While many wildlife watchers worry about whether the bay’s blue crabs are overfished, Luisi said they don’t think that’s the case. In 2021, the maximum percentage of females that could be harvested each year without overfishing was 26%; which compares to a peak percentage of 37 percent a decade earlier, according to the survey and summaries.

About 41.6 million pounds of blue crabs were harvested from the bay and its tributaries, according to a 2021 report report of the Chesapeake Bay Stock Assessment Committee.

The dredging investigation has raised concern from environmental groups worried about the bay and its wildlife.

“Crabs have a fairly short lifespan of two to three years, so if you have two to three years of low production, that sets a trend that could continue into the future unless something changes,” said Allison Colden, Maryland Fisheries Officer. Chesapeake Bay Foundation scientist.

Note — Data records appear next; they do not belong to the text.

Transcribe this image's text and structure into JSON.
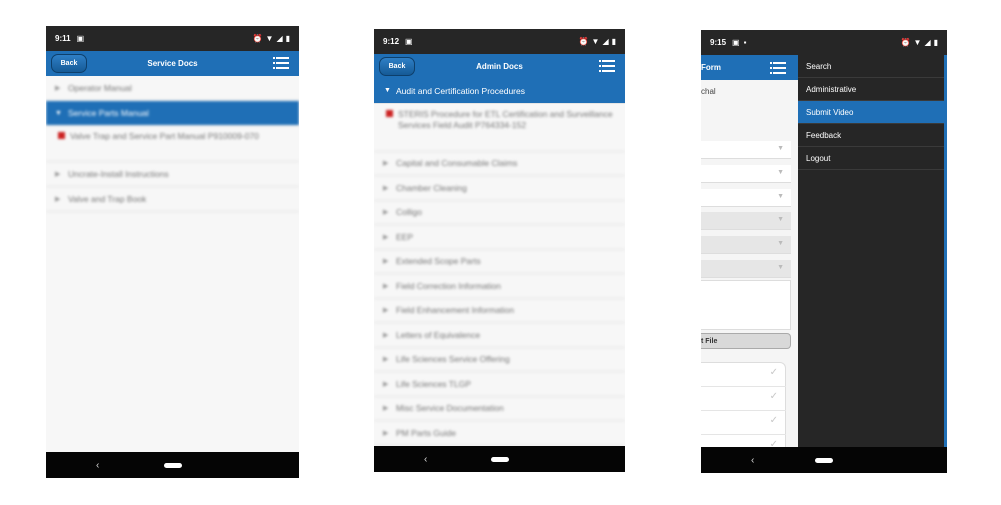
{
  "phones": [
    {
      "time": "9:11",
      "back_label": "Back",
      "title": "Service Docs",
      "items": [
        {
          "label": "Operator Manual"
        },
        {
          "label": "Service Parts Manual"
        },
        {
          "label": "Valve Trap and Service Part Manual P910009-070"
        },
        {
          "label": "Uncrate-Install Instructions"
        },
        {
          "label": "Valve and Trap Book"
        }
      ]
    },
    {
      "time": "9:12",
      "back_label": "Back",
      "title": "Admin Docs",
      "section_header": "Audit and Certification Procedures",
      "items": [
        {
          "label": "STERIS Procedure for ETL Certification and Surveillance Services Field Audit P764334-152"
        },
        {
          "label": "Capital and Consumable Claims"
        },
        {
          "label": "Chamber Cleaning"
        },
        {
          "label": "Colligo"
        },
        {
          "label": "EEP"
        },
        {
          "label": "Extended Scope Parts"
        },
        {
          "label": "Field Correction Information"
        },
        {
          "label": "Field Enhancement Information"
        },
        {
          "label": "Letters of Equivalence"
        },
        {
          "label": "Life Sciences Service Offering"
        },
        {
          "label": "Life Sciences TLGP"
        },
        {
          "label": "Misc Service Documentation"
        },
        {
          "label": "PM Parts Guide"
        }
      ]
    },
    {
      "time": "9:15",
      "form_title": "Form",
      "form_text": "chal",
      "file_button": "t File",
      "menu": [
        {
          "label": "Search"
        },
        {
          "label": "Administrative"
        },
        {
          "label": "Submit Video"
        },
        {
          "label": "Feedback"
        },
        {
          "label": "Logout"
        }
      ]
    }
  ],
  "nav": {
    "back_glyph": "‹"
  },
  "colors": {
    "accent": "#1f6fb6",
    "statusbar": "#262626",
    "drawer": "#262626",
    "pdf": "#cc2222"
  }
}
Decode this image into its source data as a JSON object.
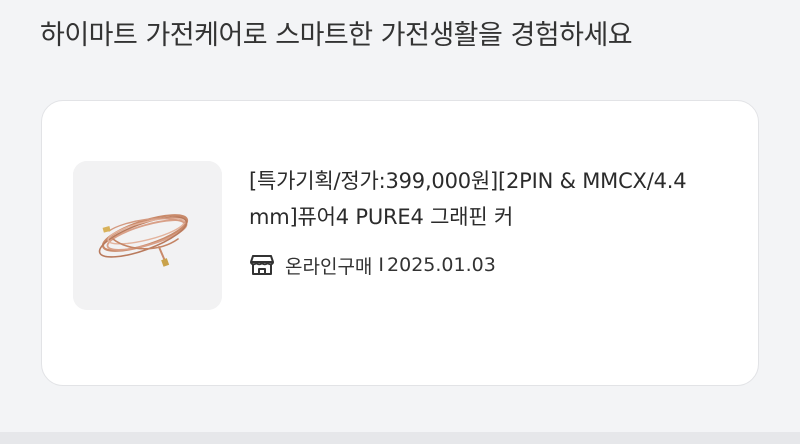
{
  "headline": "하이마트 가전케어로 스마트한 가전생활을 경험하세요",
  "product": {
    "title": "[특가기획/정가:399,000원][2PIN & MMCX/4.4 mm]퓨어4 PURE4 그래핀 커",
    "image_alt": "copper braided earphone cable",
    "store_type": "온라인구매",
    "separator": "I",
    "date": "2025.01.03"
  },
  "icons": {
    "store": "store-icon"
  },
  "colors": {
    "background": "#f3f4f6",
    "card": "#ffffff",
    "cable": "#c98a6a"
  }
}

“Environmental factors are so unpredictable,” she said. “But we’re hoping they’ll take this further. … Otherwise, we’re bracing for a downtrend if it continues.

The annual dredge survey is conducted in winter when blue crabs are less active. Biologists use equipment to dredge them at 1,500 sites along the Lower, Middle and Upper Bay of Maryland and Virginia. The measurements, weight and sex of the crabs are recorded, then they are released.

Experts said they were developing a plan to try to figure out how to improve the crab population and maintain the “health and sustainability” of the species, given the declines they have seen.

“It’s a very resilient population, and they’ve been around longer than us,” Luisi said. “They’ll find a way, and we’ll deal with the consequences to make sure we allow enough of them to stay in the bay to increase production.”